Para falar do amor teria de falar do desamor, para falar de encontros teria de escrever sobre desencontros, para falar de vitórias teria de falar de derrotas. Depois tinha de falar de trocas de olhares e de beijos mais ou menos melados. Com um bocado de sorte os gemidos faziam-se ouvir e os defensores da moral e bons costumes podiam manifestar-se. Perdoem-me e permitam-me que vos diga que não me apetece. Hoje não me apetece escrever uma história de amor. Desenganem-se aqueles que acabaram de pensar em mim como mal-amada ou outro qualquer estereótipo de mulheres que não acreditam no amor. Acredito. É verdade! Acredito cada vez mais naquele tipo de amor incondicional onde o dar é mais importante do que receber, onde o ser é mais importante que o ter e onde o estar é mais importante do que o ir a qualquer lado.

 

Afastei-me do tema para falar um pouco de mim. O momento foi egocêntrico mas justifica-se uma vez que a historia não sendo sobre mim é minha. Gosto de comandar a história tal como gosto de liderar a minha vida. Dizia eu que tomada a decisão de não escrever o amor .Decido escrever sobre o sorrir, o avançar, o lutar e o não desistir. Nada de sorrisos amarelos, avanços timidos ou lutas corpo a corpo. Falamos apenas de vida e dos conceitos que a constituem.

 

Avanço para a história sem ter personagens principais. Defendo a igualdade da diferença e a diferença na igualdade. Defino palcos de vida e grandes planos de altos e baixos. Faço com que as letras se envolvam em projectos e  alcançancem resultados. No guião coloco principalmente imperfeição. Gosto daquele tipo de imperfeição que nos faz perceber que somos apenas humanos. Falhamos, uma e outra e outra vez. Felizes dos que avançam no erro. Felizes dos que não se importam de voltar a tentar.

 

Paro.

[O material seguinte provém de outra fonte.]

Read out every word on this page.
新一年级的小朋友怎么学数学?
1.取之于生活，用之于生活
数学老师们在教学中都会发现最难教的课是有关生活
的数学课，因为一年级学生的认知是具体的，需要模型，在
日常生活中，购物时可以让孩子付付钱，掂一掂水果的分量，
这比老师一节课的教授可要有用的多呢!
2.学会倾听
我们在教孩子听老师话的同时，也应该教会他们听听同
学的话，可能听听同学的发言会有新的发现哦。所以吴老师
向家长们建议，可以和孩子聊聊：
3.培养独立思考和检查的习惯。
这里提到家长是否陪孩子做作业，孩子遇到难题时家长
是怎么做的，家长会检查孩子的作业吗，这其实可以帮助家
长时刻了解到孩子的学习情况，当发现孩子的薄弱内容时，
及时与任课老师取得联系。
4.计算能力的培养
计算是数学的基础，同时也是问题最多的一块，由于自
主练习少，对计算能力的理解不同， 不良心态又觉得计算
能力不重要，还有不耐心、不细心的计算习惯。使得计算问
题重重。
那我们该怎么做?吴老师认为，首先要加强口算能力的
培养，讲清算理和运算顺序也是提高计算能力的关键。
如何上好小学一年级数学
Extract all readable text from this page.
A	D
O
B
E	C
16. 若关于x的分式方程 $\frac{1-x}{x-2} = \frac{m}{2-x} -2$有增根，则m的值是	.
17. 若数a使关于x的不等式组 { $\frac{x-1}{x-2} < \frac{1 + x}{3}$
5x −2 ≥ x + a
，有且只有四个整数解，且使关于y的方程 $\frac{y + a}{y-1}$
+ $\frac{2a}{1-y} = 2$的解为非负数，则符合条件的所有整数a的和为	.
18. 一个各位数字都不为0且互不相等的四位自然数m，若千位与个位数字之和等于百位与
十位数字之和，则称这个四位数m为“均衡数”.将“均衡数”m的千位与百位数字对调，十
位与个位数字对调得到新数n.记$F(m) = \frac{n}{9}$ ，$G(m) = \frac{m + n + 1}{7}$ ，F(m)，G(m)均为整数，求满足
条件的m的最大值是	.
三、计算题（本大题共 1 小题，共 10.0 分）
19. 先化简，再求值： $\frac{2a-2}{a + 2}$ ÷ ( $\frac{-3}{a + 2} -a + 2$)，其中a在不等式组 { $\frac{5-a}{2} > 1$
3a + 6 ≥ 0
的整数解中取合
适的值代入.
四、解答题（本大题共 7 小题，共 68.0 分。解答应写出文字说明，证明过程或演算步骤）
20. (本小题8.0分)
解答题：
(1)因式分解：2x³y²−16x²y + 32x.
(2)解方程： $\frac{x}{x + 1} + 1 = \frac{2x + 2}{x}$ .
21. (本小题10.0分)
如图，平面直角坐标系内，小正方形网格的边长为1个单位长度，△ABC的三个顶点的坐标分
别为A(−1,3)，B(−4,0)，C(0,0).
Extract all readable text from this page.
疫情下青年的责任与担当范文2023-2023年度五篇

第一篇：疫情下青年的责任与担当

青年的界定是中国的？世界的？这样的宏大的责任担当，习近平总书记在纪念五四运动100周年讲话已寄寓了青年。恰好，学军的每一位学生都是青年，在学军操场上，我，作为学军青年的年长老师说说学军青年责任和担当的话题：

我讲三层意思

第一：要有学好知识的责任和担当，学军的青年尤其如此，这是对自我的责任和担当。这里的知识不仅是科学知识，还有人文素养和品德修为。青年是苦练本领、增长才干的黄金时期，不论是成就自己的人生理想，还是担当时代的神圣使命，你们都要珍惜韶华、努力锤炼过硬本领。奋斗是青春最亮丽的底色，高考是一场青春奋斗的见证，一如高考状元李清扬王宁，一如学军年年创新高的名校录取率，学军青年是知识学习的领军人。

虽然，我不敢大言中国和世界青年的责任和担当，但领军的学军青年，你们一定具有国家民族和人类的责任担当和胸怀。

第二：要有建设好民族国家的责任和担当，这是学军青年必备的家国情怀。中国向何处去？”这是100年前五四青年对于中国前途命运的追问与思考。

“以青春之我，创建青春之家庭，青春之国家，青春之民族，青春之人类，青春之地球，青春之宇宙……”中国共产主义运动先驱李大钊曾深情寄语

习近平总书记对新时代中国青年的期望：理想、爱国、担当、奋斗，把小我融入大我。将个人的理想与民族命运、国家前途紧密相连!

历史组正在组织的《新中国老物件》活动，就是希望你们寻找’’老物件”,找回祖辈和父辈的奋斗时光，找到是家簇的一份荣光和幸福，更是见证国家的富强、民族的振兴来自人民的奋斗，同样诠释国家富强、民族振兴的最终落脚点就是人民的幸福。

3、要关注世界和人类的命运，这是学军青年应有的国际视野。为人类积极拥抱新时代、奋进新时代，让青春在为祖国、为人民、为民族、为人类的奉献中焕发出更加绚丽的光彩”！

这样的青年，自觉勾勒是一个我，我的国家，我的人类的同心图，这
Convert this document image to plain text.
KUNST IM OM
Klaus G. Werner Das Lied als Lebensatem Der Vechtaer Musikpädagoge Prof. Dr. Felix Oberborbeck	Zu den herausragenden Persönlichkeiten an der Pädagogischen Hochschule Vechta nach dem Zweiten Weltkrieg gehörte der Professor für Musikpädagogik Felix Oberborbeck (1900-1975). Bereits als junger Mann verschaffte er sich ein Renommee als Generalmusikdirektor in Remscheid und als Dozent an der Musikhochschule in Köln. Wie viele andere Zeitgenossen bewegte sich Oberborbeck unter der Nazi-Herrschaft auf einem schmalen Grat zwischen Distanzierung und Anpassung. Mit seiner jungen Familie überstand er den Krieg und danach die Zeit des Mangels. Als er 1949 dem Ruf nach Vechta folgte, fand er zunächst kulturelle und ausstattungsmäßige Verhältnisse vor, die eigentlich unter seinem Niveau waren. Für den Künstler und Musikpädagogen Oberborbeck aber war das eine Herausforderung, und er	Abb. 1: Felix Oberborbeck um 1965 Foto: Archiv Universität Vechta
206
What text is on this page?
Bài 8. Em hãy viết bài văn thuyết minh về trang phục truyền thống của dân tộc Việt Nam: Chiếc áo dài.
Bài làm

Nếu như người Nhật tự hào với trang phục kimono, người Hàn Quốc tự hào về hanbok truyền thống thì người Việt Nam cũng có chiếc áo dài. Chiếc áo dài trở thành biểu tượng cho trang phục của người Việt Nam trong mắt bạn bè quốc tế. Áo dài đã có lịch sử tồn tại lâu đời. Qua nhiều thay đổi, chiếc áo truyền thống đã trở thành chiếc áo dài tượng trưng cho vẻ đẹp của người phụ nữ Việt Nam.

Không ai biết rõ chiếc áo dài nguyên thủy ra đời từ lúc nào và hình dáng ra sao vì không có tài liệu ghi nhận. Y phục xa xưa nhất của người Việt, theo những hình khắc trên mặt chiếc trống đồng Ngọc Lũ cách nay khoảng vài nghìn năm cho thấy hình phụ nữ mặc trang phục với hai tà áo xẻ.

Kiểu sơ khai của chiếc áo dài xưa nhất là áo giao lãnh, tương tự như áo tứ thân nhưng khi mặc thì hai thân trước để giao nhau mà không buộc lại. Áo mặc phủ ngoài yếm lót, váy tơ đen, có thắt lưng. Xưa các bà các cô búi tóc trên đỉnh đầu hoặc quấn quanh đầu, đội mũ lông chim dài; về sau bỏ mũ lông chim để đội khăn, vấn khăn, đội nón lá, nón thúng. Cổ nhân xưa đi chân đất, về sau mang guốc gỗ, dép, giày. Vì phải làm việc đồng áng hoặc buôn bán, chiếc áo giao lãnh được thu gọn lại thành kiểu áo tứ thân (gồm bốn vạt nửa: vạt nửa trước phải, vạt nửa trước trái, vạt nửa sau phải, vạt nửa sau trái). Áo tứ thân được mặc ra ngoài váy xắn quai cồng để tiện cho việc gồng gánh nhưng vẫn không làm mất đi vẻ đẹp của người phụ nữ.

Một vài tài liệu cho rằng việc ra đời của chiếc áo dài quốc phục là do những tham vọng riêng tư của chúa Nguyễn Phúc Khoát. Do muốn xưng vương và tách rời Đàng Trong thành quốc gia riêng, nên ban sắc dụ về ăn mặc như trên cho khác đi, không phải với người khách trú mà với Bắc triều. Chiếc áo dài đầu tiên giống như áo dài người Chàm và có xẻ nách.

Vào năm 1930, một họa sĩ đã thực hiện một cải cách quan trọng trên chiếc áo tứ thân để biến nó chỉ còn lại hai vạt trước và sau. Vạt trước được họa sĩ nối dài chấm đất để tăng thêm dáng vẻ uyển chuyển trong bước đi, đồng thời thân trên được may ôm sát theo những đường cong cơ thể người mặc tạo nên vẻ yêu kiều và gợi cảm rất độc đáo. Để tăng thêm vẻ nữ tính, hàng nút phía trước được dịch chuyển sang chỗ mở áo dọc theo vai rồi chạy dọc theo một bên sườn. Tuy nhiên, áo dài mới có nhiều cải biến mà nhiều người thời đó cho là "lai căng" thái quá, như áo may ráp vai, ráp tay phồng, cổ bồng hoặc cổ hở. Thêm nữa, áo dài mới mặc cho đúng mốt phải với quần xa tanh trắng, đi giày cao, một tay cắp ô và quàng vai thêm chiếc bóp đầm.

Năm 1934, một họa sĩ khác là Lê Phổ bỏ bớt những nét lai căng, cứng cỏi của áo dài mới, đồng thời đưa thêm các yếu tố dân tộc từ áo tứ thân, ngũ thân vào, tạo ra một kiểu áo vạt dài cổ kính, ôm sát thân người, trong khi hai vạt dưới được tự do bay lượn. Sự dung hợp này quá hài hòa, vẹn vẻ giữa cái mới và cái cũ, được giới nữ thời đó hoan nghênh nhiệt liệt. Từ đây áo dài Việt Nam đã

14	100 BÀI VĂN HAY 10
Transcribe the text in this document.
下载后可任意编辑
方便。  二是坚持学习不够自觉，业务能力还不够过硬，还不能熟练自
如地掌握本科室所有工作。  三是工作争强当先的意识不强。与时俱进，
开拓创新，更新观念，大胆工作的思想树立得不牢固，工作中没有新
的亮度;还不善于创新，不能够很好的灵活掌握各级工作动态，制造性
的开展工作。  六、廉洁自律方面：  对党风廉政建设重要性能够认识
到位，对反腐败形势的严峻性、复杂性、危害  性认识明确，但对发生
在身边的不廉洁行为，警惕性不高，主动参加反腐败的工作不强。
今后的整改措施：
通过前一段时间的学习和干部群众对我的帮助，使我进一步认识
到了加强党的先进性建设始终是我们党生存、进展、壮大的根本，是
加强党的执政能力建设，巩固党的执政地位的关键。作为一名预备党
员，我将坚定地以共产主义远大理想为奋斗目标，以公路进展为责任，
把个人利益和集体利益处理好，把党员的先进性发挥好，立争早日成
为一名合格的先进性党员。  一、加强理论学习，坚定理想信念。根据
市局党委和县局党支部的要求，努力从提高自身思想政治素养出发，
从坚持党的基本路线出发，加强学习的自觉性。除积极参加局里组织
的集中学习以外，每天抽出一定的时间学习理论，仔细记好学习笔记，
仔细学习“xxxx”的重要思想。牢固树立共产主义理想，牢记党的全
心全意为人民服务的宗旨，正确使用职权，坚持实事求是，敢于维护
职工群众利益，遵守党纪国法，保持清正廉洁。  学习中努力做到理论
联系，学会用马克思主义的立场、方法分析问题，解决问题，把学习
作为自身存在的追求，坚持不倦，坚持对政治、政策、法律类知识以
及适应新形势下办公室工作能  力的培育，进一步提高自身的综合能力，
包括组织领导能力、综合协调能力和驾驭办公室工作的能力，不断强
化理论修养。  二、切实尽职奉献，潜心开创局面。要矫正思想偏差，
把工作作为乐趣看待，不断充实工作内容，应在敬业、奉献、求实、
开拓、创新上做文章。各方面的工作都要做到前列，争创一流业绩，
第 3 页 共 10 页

Reflicto e decido-me a mudar de rumo novamente. Nas letras entenda-se. Porque na vida apetece-me continuar assim. Falemos então de razões para acreditar quando todos se tornaram incrédulos. Difícil o tema nos tempos que correm. Fale-se das posturas diferentes sobre diferentes situações. Fale-se daqueles que lutam sem desistir e que não perdem o sorriso. Fale-se dos que arriscam, avançam e vencem. Fale-se de tantos que perante as adversidades crescem interiormente e não baixam os braços.

 

Fale-se dos que sorriem a estranhos na rua. Dos que de ideias antecipadamente designadas idiotas constroem impérios, dos que se lembram de quem foram e ajudam quem quer ser. Fale-se dos que mudam o seu mundo e sem dar por isso mudam o mundo de tantos outros. Fale-se daqueles que também choram com a certeza de que amanhã vão sorrir. Fale-se dos que sabem dar de coração cheio e dos que recebem de coração aberto.

 

Fale-se do Homem comum que não desiste, não desanima, ultrapassa desafios e sorri nos piores momentos. Fale-se daqueles que com pouco ajudam os que tem menos. Fale-se dos que já choraram e ajudam quem hoje chora. Fale-se de solidariedade, de voluntariado, de dádiva e de gratidão. Fale-se de um mundo onde mais que termos, somos.

 

Fale-se do que quiser mas fala-se de  construir em vez de se falar em destruir. Fale-se em correcções em vez de se falar em revoluções. Fale-se de vencer em vez de se falar de medos. Fale-se de agir em vez de se falar em reagir. Fale-se, escreva-se, acredite-se e sorria-se porque só assim faz sentido.